Simon Willison’s Weblog

Subscribe

Whisper large-v3-turbo model. It’s OpenAI DevDay today. Last year they released a whole stack of new features, including GPT-4 vision and GPTs and their text-to-speech API, so I’m intrigued to see what they release today (I’ll be at the San Francisco event).

Looks like they got an early start on the releases, with the first new Whisper model since November 2023.

Whisper Turbo is a new speech-to-text model that fits the continued trend of distilled models getting smaller and faster while maintaining the same quality as larger models.

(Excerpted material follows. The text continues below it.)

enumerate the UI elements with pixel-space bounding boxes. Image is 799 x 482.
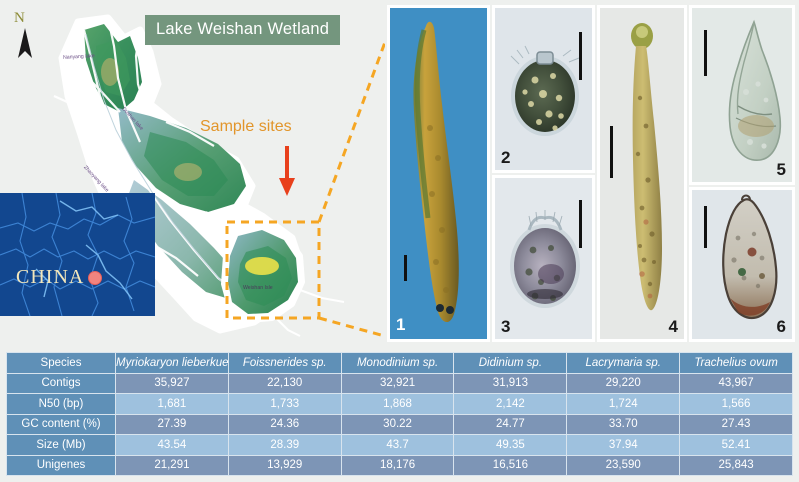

large-v3-turbo is 809M parameters - slightly larger than the 769M medium but significantly smaller than the 1550M large. OpenAI claim its 8x faster than large and requires 6GB of VRAM compared to 10GB for the larger model.

The model file is a 1.6GB download. OpenAI continue to make Whisper (both code and model weights) available under the MIT license.

It’s already supported in both Hugging Face transformers - live demo here - and in mlx-whisper on Apple Silicon, via Awni Hannun:

import mlx_whisper
print(mlx_whisper.transcribe(
  "path/to/audio",
  path_or_hf_repo="mlx-community/whisper-turbo"
)["text"])

Awni reports:

Transcribes 12 minutes in 14 seconds on an M2 Ultra (~50X faster than real time).